Suing the Commonwealth or PennDot
So, filing lawsuits against the Commonwealth of Pennsylvania for personal injury is fairly routine. However, the Commonwealth protections are more stringent than those for the City. In brief, a Plaintiff must show actual written notice of a real estate or roadway defect to prevail. This is a truly tough requirement. This means that someone complained about your pothole or other defect and it was recorded by some entity. Finding and obtaining that documentation is often a challenge in and of itself.
Secondly, the Commonwealth has a cap of $250,000. So, the payoff for your client will potentially pale in comparison to their actual damages and medical bills.
As with the City, pre-suit negotiation of cases is not “a thing” at least in my decades of experience. If you have a case, notify the Commonwealth and file suit. There is no reason to delay.
The one workaround for the written notice requirement is if you can establish that the Commonwealth agency, like PennDot, created a dangerous condition, such as a defective roadway etc. that led to your injuries. This follows a long line of cases, which stand for the proposition that if you create a dangerous condition, you cannot hide behind a lack of notice. So, I am working on a case where there is an exit ramp that is plainly not up to current standards and created a problem for a driver. In that case, notice, though it exists, is not needed. You will however need expert support for this approach.
Suing the Federal Government:
So, as with the above situations, there are wrinkles to these cases. I just filed suit on a case where my client was told by TSA at the airport to take her shoes off and she proceeded to slip on the slippery floor and fracture her knee requiring surgery and a lifetime of pain and arthritis. This would not have happened, but for the silly shoe removal requirement and TSA’s willful ignorance of what might happen on the off chance that you make sock wearing people walk on a marble high-gloss floor. I expect to win.
As with the other sovereign immunity statutes, the Federal Tort Claims Act provides that you must give the feds time to evaluate your case and act before you do anything in Court. While theoretically, this gives the government time to do something, in reality they do nothing on personal injury cases. Nevertheless, you have to wait or “exhaust” your remedies with them. So, you give notice, wait for them to act and they don’t. You follow up and they don’t respond. Then, you file suit. Or, you can theoretically wait forever for your case to be evaluated by a claims person and then they will give you a poor offer based on their poor evaluation from their position in Kansas. The statute of limitations does not actually start to run until the case is evaluated by the feds and they give you an offer.
What else is curious about suing the federal government? Well, in personal injury cases, you are only entitled to a bench trial. No jury for my plaintiffs in these cases. So, at the end of your case, you have to convince a federal judge to award damages and not just a jury of your peers.
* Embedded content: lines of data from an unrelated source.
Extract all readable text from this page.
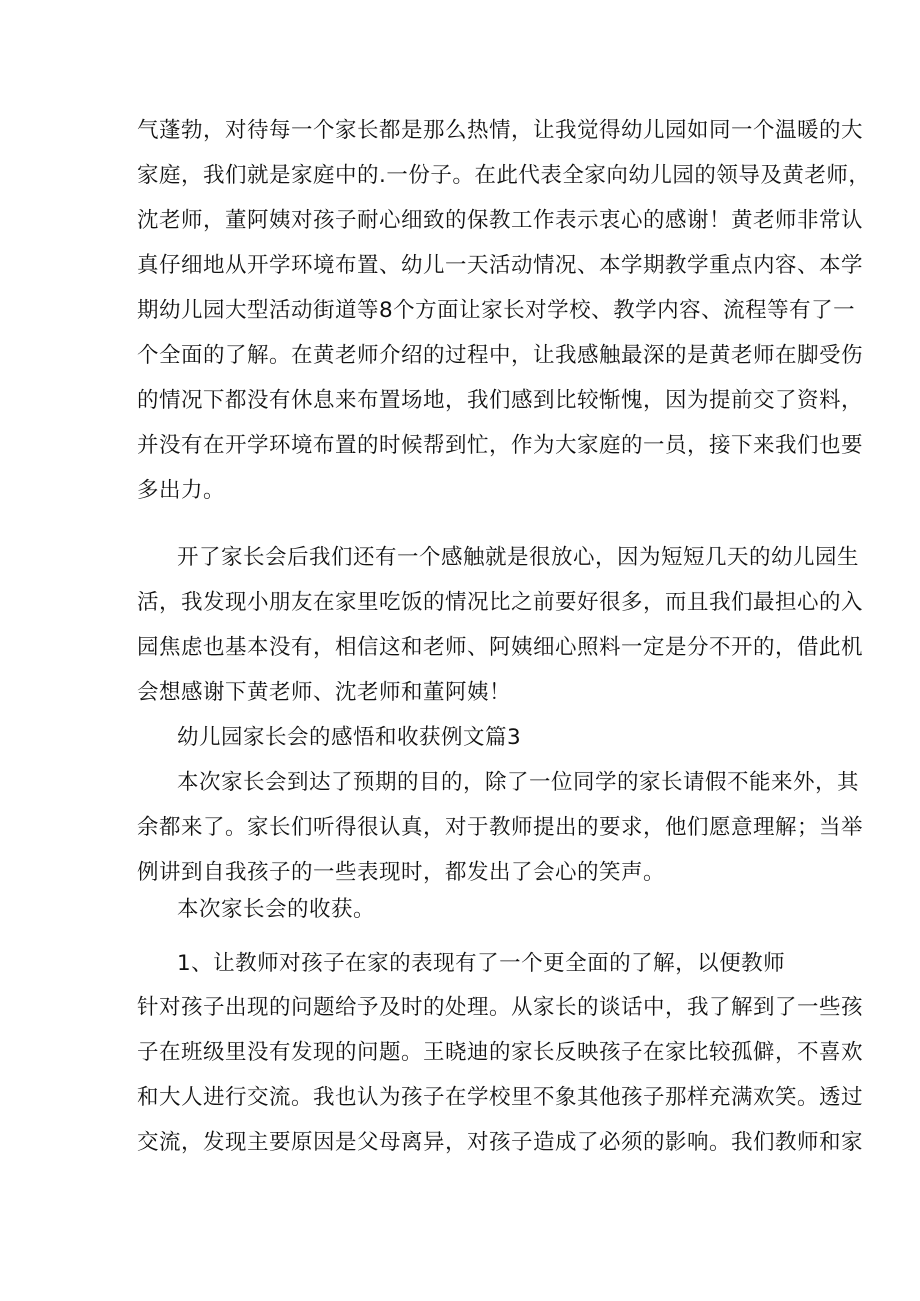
气蓬勃，对待每一个家长都是那么热情，让我觉得幼儿园如同一个温暖的大
家庭，我们就是家庭中的.一份子。在此代表全家向幼儿园的领导及黄老师，
沈老师，董阿姨对孩子耐心细致的保教工作表示衷心的感谢！黄老师非常认
真仔细地从开学环境布置、幼儿一天活动情况、本学期教学重点内容、本学
期幼儿园大型活动街道等8个方面让家长对学校、教学内容、流程等有了一
个全面的了解。在黄老师介绍的过程中，让我感触最深的是黄老师在脚受伤
的情况下都没有休息来布置场地，我们感到比较惭愧，因为提前交了资料，
并没有在开学环境布置的时候帮到忙，作为大家庭的一员，接下来我们也要
多出力。
开了家长会后我们还有一个感触就是很放心，因为短短几天的幼儿园生
活，我发现小朋友在家里吃饭的情况比之前要好很多，而且我们最担心的入
园焦虑也基本没有，相信这和老师、阿姨细心照料一定是分不开的，借此机
会想感谢下黄老师、沈老师和董阿姨！
幼儿园家长会的感悟和收获例文篇3
本次家长会到达了预期的目的，除了一位同学的家长请假不能来外，其
余都来了。家长们听得很认真，对于教师提出的要求，他们愿意理解；当举
例讲到自我孩子的一些表现时，都发出了会心的笑声。
本次家长会的收获。
1、让教师对孩子在家的表现有了一个更全面的了解，以便教师
针对孩子出现的问题给予及时的处理。从家长的谈话中，我了解到了一些孩
子在班级里没有发现的问题。王晓迪的家长反映孩子在家比较孤僻，不喜欢
和大人进行交流。我也认为孩子在学校里不象其他孩子那样充满欢笑。透过
交流，发现主要原因是父母离异，对孩子造成了必须的影响。我们教师和家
Finally, the claims people love to remind me that we are only entitled to a legal fee of 20% on these cases instead of our usual 35% or more fee. I guess if you are a claim rep in Kansas and a federal employee on salary, you might think that this would dissuade a personal injury lawyer. It does not. Frankly, it annoys me that the government gets to dictate what I get paid, but it doesn’t make my client’s case any weaker and generally an annoyed Andrew is more dangerous than a non-annoyed Andrew. I promise you.